The new organization involves a number of realignments.

  • SMC subordinate units will realign to SSC.
  • The 61st Air Base Group at Los Angeles Air Force Base will be re-designated as the Los Angeles Garrison, aligned under SSC.
  • The 30th Space Wing (SW) at Vandenberg AFB will be re-designated as Space Launch Delta (SLD) 30 and the 45th Space Wing at Patrick Space Force Base, Florida, will be re-designated as SLD 45.  SLD 30 and SLD 45 and their respective subordinate units will realign from under Space Operations Command to SSC.
  • The SLD 45 commander will be a one-star USSF general officer who will also be the director of the eastern range, the SSC operations director, and the acquisition lead for the range of the future.
  • Subordinate group-level organizations such as the mission support group and operations group at 30SW and 45SW are planning to inactivate, and units previously aligned under these organizations will look to realign under their respective Space Launch Deltas.
  • The 45th Range Squadron at Patrick SFB will be re-designated as the 1st Range Operations Squadron and will transfer the airfield management and associated maintenance responsibilities and resources to the existing 45th Logistics Readiness Squadron. The operational mission communications responsibilities and resources will realign from 45th Space Communications Squadron to 1 ROPS.
  • The Launch Enterprise will be established as an office under SSC. The Launch Enterprise will realign under the SSC deputy commander.
  • The manpower and funding of the Air Force Research Laboratory (AFRL) units that perform space science and technology functions will be under the administrative control of SSC, but will remain aligned to the AFRL commander for unity of effort. These units include Space Vehicles Directorate, Space Electro-Optics Division, Rocket Propulsion Division, and the Space Systems Technology Division.
  • The Strategic Warning and Surveillance Systems Division will transfer from Air Force Life Cycle Management Center to SSC. The Division is the program office for ground-based radars, missile warning, space domain awareness, missile defense systems, and shared early warning capabilities.
  • The Space Force Commercial Satellite Communications Office is currently aligned under SMC as approved under a previous organization change request and will remain aligned to SSC when it is established as a field command.

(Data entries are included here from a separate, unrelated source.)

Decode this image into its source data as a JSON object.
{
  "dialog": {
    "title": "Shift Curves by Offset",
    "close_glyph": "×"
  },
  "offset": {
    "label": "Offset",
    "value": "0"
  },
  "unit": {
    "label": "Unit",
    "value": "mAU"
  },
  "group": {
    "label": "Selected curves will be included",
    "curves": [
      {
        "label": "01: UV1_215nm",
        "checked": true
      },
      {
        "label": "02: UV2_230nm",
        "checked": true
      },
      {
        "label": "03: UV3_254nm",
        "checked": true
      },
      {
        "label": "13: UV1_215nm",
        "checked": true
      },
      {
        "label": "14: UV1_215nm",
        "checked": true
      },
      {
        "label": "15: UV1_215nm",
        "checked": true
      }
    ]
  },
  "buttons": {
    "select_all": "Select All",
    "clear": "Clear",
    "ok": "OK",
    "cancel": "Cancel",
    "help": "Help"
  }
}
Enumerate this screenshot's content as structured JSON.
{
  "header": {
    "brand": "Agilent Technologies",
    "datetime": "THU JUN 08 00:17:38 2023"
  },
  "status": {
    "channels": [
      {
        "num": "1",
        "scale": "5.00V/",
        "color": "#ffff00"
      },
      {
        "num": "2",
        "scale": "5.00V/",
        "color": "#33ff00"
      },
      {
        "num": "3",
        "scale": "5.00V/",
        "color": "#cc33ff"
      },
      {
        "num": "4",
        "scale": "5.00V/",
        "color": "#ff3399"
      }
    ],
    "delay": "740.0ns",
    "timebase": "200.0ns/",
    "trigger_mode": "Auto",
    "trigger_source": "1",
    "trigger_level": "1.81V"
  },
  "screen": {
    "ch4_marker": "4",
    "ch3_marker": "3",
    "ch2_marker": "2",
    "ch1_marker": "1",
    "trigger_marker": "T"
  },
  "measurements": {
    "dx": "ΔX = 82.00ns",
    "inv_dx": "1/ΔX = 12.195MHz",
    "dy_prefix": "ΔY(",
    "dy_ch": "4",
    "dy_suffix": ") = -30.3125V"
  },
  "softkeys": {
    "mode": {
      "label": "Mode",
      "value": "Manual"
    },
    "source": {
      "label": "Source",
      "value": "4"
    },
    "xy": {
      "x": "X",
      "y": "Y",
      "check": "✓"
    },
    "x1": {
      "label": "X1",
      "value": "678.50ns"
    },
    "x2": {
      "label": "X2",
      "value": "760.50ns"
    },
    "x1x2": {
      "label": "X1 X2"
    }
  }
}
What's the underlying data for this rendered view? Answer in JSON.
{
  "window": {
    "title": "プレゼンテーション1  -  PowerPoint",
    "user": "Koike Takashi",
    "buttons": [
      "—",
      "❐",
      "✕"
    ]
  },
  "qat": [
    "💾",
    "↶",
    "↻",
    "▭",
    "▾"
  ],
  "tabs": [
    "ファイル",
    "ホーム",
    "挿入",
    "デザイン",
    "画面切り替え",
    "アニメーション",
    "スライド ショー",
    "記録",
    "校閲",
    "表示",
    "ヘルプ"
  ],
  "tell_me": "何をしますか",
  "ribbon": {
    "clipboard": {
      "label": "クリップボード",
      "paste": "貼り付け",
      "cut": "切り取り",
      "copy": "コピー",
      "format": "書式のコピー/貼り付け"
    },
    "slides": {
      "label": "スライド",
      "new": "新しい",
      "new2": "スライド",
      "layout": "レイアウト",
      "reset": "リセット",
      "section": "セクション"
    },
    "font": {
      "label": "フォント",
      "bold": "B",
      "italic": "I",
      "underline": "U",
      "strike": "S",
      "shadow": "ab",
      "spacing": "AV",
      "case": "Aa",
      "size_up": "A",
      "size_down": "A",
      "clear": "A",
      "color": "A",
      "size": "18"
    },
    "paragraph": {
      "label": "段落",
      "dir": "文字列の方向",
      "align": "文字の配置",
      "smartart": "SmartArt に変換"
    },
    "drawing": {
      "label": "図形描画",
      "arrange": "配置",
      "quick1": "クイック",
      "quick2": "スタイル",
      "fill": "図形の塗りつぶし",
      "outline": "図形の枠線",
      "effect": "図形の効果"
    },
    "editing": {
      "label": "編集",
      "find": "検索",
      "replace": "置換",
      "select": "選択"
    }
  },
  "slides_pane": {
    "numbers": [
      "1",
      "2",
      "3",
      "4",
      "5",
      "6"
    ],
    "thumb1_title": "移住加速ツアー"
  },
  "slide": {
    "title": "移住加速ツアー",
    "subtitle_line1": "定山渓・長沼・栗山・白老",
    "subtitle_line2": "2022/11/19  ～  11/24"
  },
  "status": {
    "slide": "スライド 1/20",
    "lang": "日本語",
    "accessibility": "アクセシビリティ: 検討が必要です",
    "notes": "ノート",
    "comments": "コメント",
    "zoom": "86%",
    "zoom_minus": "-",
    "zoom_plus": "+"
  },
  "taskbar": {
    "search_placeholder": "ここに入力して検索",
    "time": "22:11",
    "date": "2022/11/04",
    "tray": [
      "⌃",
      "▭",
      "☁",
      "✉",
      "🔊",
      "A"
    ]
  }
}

They stressed that no geographic moves are envisioned and all of this will be revenue neutral even though after all the realignments the number of civilian, military and support contractor personnel will grow from 6,000 assigned to SMC to 10,000-11,000 in SSC.


As the organization chart shows, the commander of SSC formally reports to the Secretary of the Air Force (SECAF), not Raymond.

A Space Force spokesperson told today that Air Force Major Commands and Space Force Field Commands report to the SECAF for command authority. The service chiefs (the CSO and the Air Force Chief of Staff) “provide day-to-day influence, guidance, and direction on behalf of the SECAF.”  She added that Program Executive Officers (PEOs) report directly to the Service Acquisition Executive (SEO). Space Force PEOs will continue to report to the Assistant Secretary of the Air Force for Acquisition, Technology & Logistics as SAE until the Assistant Secretary of the Air Force for Space Acquisition and Integration is in place.

President Biden has nominated only a few individuals for positions at DOD so far.  Secretary of Defense Lloyd Austin and Deputy Secretary of Defense Kathleen Hicks are in place. His nomination of Colin Kahl for the third highest ranking position, Under Secretary of Defense for Policy, is meeting resistance in the Senate. Last week he nominated three others: Ronald Moultrie for Under Secretary for Intelligence & Security; Michael McCord for Under Secretary (Comptroller); and Michael Brown, Under Secretary for Acquisition & Sustainment.

No nominations have been made for any of the service secretaries, including Secretary of the Air Force.  When a nomination for commander of SSC might be forthcoming is unclear and since getting confirmation by the Senate can be a time consuming process, “summer” may be optimistic for getting SSC underway.